24 mars, 2011

Guatemala: le couple présidentiel divorce pour mieux rester au pouvoir

GUATEMALA (AFP)

AFP

Portrait géant de Sandra Torres le 9 mars 2011 à Guatemala

Divorcer pour rester au pouvoir, c'est le choix contesté du couple présidentiel du Guatemala pour permettre à l'épouse du chef de l'Etat Alvaro Colom, Sandra Torres, de contourner l'interdiction de briguer en septembre la succession de son mari, lui-même limité à un mandat.

La Constitution du pays le plus peuplé d'Amérique central (environ 14 millions d'habitants) interdit non seulement la réélection du président mais aussi les candidatures de ses proches parents, dont sa femme.

En 1989, la Cour constitutionnelle avait invoqué ce motif pour interdire à l'épouse du présidence Vinicio Cerezo (1985-1990) de se présenter à la présidentielle.

Pour contourner l'obstacle à six mois de la présidentielle de septembre, M. Colom et Mme Torres ont donc présenté une demande en divorce par consentement mutuel le 11 mars, trois jours après que la Première dame eut annoncé son intention de briguer la succession de son époux.

"Notre amour avec le président est plus solide que jamais, mais notre amour pour le Guatemala et notre engagement en faveur des plus nécessiteux l'est encore plus", a expliqué dans une déclaration écrite Mme Torres, en charge des programmes sociaux dans ce pays où plus de la moitié de la population vit dans la pauvreté.

Cette décision "implique un sacrifice familial", a ajouté celle qui a cofondé avec M. Colom l'Union nationale pour l'espérance (UNE), parti social-démocrate victorieux aux élections de fin 2007.

"Nous faisons un sacrifice réel, cela va être un divorce réel, une séparation physique.
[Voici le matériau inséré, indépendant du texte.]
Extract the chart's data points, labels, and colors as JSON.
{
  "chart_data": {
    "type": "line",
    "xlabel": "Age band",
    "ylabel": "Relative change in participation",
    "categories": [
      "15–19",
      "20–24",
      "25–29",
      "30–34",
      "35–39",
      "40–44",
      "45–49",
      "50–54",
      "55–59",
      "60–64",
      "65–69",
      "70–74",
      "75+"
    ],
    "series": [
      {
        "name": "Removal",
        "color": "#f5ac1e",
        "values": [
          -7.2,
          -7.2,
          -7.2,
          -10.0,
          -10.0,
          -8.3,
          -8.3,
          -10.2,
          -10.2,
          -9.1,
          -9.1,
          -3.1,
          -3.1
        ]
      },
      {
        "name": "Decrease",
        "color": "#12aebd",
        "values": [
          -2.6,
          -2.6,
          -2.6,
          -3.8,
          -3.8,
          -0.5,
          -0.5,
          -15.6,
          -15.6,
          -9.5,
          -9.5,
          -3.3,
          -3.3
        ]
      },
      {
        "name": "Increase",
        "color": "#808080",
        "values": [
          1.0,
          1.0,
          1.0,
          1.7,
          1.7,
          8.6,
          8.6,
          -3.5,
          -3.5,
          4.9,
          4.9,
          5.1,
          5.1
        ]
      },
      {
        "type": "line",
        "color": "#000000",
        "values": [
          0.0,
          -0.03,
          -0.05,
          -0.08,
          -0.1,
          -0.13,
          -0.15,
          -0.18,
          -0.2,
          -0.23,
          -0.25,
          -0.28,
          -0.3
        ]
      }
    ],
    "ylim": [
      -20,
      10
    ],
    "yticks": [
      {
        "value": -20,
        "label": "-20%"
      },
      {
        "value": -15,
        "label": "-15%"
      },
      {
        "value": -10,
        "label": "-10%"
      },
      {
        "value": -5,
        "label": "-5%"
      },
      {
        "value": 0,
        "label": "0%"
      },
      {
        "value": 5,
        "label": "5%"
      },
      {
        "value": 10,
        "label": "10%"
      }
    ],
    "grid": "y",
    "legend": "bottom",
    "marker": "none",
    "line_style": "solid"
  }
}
Nous faisons passer la stabilité et la gouvernabilité du pays (avant notre situation personnelle)", a ajouté le chef de l'Etat sur la chaîne mexicaine Televisa en réaction aux critiques suscitées par ce choix.

Le principal candidat de l'opposition de droite, Otto Perez Molina, battu en 2007 par M. Colom, a ainsi qualifié de "fraude" cette demande de divorce.

Un citoyen, Elmer Erazo, a même déposé un recours devant la Cour suprême de justice mercredi. Il lui demande de déchoir le président de son immunité, car il s'est rendu coupable selon lui de mensonge matériel et idéologique, mais aussi de violation de la Constitution, rapporte le quotidien Prensa Libre.

M. Erazo espère ainsi freiner la procédure de divorce du couple, qui pourrait être prononcé dans les quinze jours qui viennent, soit un mois avant la date limite pour l'enregistrement des candidatures.

La polémique fait aussi rage sur les réseaux sociaux et Prensa Libre affirme que 98% des 22.000 personnes ayant participé à un sondage téléphonique volontaire sur le sujet se sont dits opposés à cette séparation pour raisons politiques.

"Il nous semble lamentable que la famille soit sacrifiée sur l'autel des ambitions politiques", a aussi déploré le patronat (Cacif).

Le forum oecuménique, rassemblant l'Eglise catholique et plusieurs chapelles évangéliques, a souligné qu'il respectait le divorce en tant que décision privée, mais regretté la décision présidentielle jugeant qu'elle "allait contre la famille".

La hiérarchie catholique s'est montrée cependant assez discrète étant donné que l'union entre M. Colom et Mme Torres, déjà mariés auparavant, a seulement fait l'objet d'une cérémonie civile, agrémentée de rites mayas.

L'éventuelle élection de Mme Torres, soutenue par le parti présidentiel et la Grande alliance nationale (Gana), au pouvoir de 2004 à 2008, ne serait pas une première en Amérique latine.

En 2007, Cristina Fernandez de Kirchner avait succédé à son mari Nestor Kirchner, décédé fin octobre, à la présidence de l'Argentine.